Risiko Penularan di Lingkungan Keluarga
Penularan TBC bukan hanya terjadi di ruang publik, tetapi juga sangat berisiko di lingkungan rumah. Keluarga yang merawat pasien TBC aktif memiliki potensi tertular jika tidak menggunakan langkah pencegahan seperti ventilasi yang baik, etika batuk, dan penggunaan masker.
“TBC bisa ditularkan ke siapa saja, apalagi yang satu rumah dengan pasien aktif. Maka edukasi kepada keluarga pasien menjadi bagian penting dalam pemutusan rantai penularan,” tambahnya.
Untuk itu, DKK menggencarkan tracing kontak erat dan pemeriksaan dini terhadap anggota keluarga yang tinggal serumah dengan pasien TBC.
Pemerintah Perluas Akses dan Intervensi
Sebagai bentuk tanggung jawab terhadap kesehatan masyarakat, Pemerintah Kota Balikpapan memperluas akses layanan TBC di puskesmas dan rumah sakit. Obat anti-TBC diberikan secara gratis melalui program nasional, dengan pendampingan petugas kesehatan agar pengobatan berjalan sesuai prosedur.
DKK juga bekerja sama dengan berbagai elemen, termasuk kader posyandu, tokoh masyarakat, dan Lembaga Swadaya Masyarakat (LSM), untuk memperkuat edukasi hingga tingkat RT dan RW.
“Kalau ditemukan gejala seperti batuk lebih dari dua minggu, berat badan turun, atau keringat malam berlebih, masyarakat jangan ragu memeriksakan diri. Lebih cepat diketahui, lebih mudah ditangani,” tegas Alwiati.

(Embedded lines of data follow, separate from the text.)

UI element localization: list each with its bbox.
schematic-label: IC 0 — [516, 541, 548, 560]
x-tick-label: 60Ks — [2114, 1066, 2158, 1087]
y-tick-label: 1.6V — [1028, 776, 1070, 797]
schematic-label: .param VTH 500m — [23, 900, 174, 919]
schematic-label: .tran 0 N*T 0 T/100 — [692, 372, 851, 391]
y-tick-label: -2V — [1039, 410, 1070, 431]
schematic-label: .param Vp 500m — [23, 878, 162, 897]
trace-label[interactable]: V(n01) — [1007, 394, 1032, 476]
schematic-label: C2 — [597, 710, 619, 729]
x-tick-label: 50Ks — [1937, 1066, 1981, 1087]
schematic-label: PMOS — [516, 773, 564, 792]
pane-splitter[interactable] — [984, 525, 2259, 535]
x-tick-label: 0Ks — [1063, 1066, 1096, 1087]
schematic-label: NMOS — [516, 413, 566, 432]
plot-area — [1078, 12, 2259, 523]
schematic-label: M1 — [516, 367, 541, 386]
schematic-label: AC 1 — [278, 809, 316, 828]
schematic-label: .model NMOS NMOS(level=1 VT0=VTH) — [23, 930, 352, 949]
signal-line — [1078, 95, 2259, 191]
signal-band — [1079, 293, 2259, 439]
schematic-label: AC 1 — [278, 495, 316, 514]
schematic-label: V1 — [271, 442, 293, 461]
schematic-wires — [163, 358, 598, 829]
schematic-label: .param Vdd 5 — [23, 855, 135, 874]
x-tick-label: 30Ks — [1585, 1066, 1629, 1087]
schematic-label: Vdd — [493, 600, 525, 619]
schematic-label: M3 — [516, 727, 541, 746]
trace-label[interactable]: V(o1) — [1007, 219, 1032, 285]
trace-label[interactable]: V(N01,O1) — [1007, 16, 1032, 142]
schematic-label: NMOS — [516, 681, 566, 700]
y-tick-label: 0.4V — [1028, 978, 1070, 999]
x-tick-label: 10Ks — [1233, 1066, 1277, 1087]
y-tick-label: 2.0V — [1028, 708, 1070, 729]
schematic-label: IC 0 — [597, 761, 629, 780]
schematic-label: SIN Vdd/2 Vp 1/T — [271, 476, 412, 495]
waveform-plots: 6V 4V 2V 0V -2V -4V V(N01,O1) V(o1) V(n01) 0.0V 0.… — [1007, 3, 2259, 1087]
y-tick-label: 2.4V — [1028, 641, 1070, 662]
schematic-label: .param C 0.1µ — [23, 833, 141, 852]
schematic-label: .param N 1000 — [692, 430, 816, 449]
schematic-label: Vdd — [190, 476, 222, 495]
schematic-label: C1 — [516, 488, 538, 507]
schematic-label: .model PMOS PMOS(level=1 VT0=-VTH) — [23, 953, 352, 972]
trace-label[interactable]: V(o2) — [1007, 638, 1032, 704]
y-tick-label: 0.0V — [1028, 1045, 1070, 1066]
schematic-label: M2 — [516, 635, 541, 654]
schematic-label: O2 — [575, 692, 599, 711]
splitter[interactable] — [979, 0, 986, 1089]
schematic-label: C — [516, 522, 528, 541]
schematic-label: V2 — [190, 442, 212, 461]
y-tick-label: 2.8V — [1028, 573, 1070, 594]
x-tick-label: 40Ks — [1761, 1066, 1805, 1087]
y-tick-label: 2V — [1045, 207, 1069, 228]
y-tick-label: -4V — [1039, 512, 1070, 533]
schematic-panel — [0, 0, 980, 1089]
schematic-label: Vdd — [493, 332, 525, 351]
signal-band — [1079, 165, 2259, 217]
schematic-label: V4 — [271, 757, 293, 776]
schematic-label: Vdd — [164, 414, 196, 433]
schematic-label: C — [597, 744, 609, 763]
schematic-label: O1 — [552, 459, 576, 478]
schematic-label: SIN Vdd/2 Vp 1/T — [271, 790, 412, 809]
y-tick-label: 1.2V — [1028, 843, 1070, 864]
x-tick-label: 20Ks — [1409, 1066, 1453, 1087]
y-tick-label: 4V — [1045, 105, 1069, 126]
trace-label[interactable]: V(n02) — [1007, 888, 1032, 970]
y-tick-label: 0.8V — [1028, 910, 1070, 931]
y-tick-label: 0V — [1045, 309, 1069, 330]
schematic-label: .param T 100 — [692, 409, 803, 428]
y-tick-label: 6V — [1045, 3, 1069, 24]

Komitmen Menuju Eliminasi TBC 2030
Tingginya angka kasus dan kematian akibat TBC membuat Balikpapan harus bekerja keras mengejar target nasional eliminasi TBC pada tahun 2030. Eliminasi bukan berarti nol kasus, tetapi menurunkan angka kejadian seminimal mungkin dan menghindari kematian yang bisa dicegah.
Menurut data nasional, Indonesia termasuk dalam lima besar negara dengan beban TBC tertinggi di dunia. Oleh karena itu, kerja sama antara pemerintah dan masyarakat sangat dibutuhkan untuk menjadikan Balikpapan kota yang bebas dari penyakit menular tersebut.
“Pemerintah tidak bisa bekerja sendiri. Kami butuh partisipasi aktif masyarakat. Mulai dari edukasi, pemeriksaan dini. Hingga ketaatan minum obat, semua harus dilakukan bersama,” pungkas Alwiati.